David, toi qui as joué dans des formations de styles différents, qu’est-ce qui t’a séduit dans cette musique éthiopienne ?
Son côté universel. C'est une musique relativement simple, qui fait référence à la musique afro-américaine. L'éthio-jazz n'est pas une musique traditionnelle éthiopienne, mais la façon dont les musiciens locaux se sont approprié le jazz, le funk, mais aussi les crooners américains, notamment chez Girma, qui est fan de Frank Sinatra et d'Elvis Presley. Quand tu écoutes cette musique, tu ressens une sorte d'évidence, d'universalité comme je te le disais, qui explique l'engouement occidental pour cette gamme éthiopienne, tout de suite reconnaissable, et les rythmes éthiopiens.

Akalé Wubé en apporte une lecture moderne plus qu’un revival.
Comme nous venons du jazz et de l'impro, nous sommes très proches de l'attitude de ces musiciens éthiopiens, qui, dans les années 60, reprenaient les standards de jazz à leur manière, avec leurs sons. Avec environ quarante ans d'écart, nous avons écouté les mêmes chansons et adopté la même démarche, avec notre propre son, plus actuel. Mais nous n'avions ni la volonté d'être contemporains, ni celle de singer cette musique ou de la jouer à l'identique. Nous ne sommes pas schizophrènes et nous ne devenons pas éthio-piens parce que nous jouons de l'éthio-jazz. Il s'agit de notre vision, rien de plus.

Quel est le thème de la complainte "Bèmèlkesh aydèlèm", dans laquelle Girma propose un spoken word sur une musique afrobeat ?
Les paroles de cette chanson sont extrêmement émouvantes. Lorsqu'il vivait aux Etats-Unis, Girma a perdu sa femme, qui était son âme sœur. Il ne s'en est jamais vraiment remis. Dans ce texte, il raconte qu'il ne passe pas une journée sans elle, il se lève le matin en regardant son portrait et se couche en pensant à elle. Il voulait supprimer ce titre, craignant de ne pas pouvoir l'assumer, mais nous l'avons évidemment gardé. Quand Francis Falceto l'a fait écouter aux proches de Girma, en Ethiopie, tout le monde s'est effondré. Girma a finalement accepté de la mettre sur l'album. Il est rare qu'un Ethiopien se livre de la sorte. Quand Girma parle de sa femme, il n'est jamais dans le pathos, mais dans ce texte, il a fendu l'armure.
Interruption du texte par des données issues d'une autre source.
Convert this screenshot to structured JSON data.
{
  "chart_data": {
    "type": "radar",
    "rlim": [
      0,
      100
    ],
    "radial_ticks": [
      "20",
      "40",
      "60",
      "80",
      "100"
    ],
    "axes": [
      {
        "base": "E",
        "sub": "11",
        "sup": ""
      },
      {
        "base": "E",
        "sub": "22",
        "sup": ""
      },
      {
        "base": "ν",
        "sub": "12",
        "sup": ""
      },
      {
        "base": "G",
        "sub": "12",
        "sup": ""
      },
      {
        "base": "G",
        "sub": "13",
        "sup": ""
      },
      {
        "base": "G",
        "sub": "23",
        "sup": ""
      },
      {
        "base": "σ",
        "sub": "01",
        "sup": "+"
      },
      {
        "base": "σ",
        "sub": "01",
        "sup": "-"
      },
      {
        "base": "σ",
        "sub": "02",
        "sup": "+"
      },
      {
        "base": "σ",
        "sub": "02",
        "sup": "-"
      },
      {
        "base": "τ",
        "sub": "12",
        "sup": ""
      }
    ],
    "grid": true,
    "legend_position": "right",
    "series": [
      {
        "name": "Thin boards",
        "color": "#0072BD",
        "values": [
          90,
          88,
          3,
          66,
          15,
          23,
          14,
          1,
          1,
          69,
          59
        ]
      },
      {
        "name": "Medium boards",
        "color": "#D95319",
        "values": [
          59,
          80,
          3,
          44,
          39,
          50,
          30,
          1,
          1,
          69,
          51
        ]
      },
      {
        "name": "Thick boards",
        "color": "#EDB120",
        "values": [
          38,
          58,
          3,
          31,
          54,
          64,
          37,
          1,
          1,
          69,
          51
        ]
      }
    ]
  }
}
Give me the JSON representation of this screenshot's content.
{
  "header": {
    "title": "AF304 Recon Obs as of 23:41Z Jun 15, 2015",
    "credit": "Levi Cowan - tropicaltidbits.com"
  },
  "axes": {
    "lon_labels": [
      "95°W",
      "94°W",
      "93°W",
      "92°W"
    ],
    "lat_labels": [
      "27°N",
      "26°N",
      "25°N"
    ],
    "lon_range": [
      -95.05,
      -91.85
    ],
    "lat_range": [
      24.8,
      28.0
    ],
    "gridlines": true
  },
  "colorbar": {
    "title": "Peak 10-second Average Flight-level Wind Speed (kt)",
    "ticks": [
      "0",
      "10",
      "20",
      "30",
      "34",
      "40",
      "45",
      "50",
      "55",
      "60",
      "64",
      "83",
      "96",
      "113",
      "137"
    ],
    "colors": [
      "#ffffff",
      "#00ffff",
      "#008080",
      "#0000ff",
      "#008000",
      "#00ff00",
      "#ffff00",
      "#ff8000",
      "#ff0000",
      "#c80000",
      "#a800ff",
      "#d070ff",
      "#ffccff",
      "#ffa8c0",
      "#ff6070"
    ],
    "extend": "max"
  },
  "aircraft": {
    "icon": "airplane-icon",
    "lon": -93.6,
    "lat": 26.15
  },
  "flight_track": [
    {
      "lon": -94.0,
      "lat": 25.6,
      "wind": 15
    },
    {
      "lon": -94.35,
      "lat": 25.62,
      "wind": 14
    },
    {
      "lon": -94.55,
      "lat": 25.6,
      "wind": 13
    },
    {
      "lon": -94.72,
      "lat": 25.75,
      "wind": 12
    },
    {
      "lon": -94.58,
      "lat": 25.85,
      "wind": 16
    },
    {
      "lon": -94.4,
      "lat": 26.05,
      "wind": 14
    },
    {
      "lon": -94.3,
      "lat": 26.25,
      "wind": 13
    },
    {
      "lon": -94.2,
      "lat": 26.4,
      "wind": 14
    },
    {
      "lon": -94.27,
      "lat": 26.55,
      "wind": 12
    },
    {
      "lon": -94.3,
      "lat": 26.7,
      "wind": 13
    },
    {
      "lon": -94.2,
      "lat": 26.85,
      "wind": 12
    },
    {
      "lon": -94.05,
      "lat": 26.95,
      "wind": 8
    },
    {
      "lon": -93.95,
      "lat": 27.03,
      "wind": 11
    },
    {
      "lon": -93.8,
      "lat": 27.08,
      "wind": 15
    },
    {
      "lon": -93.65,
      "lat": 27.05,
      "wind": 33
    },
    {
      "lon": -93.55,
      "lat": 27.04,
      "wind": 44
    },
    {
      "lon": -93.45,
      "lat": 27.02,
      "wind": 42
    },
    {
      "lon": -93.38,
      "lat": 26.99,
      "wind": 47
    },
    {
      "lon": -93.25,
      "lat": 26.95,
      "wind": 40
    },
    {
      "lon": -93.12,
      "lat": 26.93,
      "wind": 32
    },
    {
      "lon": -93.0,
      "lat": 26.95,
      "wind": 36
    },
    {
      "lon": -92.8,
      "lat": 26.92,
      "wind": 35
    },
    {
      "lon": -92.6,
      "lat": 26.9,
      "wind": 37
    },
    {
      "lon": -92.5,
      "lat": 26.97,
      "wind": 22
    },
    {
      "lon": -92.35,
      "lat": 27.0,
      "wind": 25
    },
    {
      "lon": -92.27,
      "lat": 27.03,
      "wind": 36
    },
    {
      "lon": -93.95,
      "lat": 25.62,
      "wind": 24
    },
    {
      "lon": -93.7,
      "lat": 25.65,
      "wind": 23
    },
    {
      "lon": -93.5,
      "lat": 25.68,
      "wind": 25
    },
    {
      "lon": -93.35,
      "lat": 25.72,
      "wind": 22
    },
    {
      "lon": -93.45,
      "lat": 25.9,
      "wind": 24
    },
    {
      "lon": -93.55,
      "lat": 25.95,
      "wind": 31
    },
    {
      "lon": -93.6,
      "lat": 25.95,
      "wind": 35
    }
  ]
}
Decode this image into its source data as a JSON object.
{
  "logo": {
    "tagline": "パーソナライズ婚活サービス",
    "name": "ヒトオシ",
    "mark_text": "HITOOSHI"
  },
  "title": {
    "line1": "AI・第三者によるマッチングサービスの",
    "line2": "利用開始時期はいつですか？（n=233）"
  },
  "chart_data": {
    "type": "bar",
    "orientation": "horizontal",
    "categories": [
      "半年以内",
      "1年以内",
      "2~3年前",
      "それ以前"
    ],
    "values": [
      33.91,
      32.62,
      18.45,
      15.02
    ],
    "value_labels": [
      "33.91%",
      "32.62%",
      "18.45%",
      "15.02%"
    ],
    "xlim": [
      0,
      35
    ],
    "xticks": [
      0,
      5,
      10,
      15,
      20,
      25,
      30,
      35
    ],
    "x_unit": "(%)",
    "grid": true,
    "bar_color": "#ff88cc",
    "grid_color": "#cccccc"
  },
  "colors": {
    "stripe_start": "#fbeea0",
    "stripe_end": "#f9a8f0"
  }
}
Comment avez-vous rencontré Girma, l’une des dernières légendes de l’éthio-jazz ?
La connexion s'est faite grâce à Francis. Nous lui avons fait par de nos envies futures et de nos doutes, du fait que le groupe, jusqu'ici instrumental, peinait à sortir d'un certain microcosme. Fallait-il recruter un chanteur ? Cinq jours après, il nous rappelle en nous disant que Girma Bèyènè veut reprendre du service et que, musicalement et humainement, ça collerait parfaitement entre nous. Girma souhaitait remonter sur scène, lui qui a arrêté de jouer pendant vingt-cinq ans ! Et là, sans savoir pourquoi, il a dit banco.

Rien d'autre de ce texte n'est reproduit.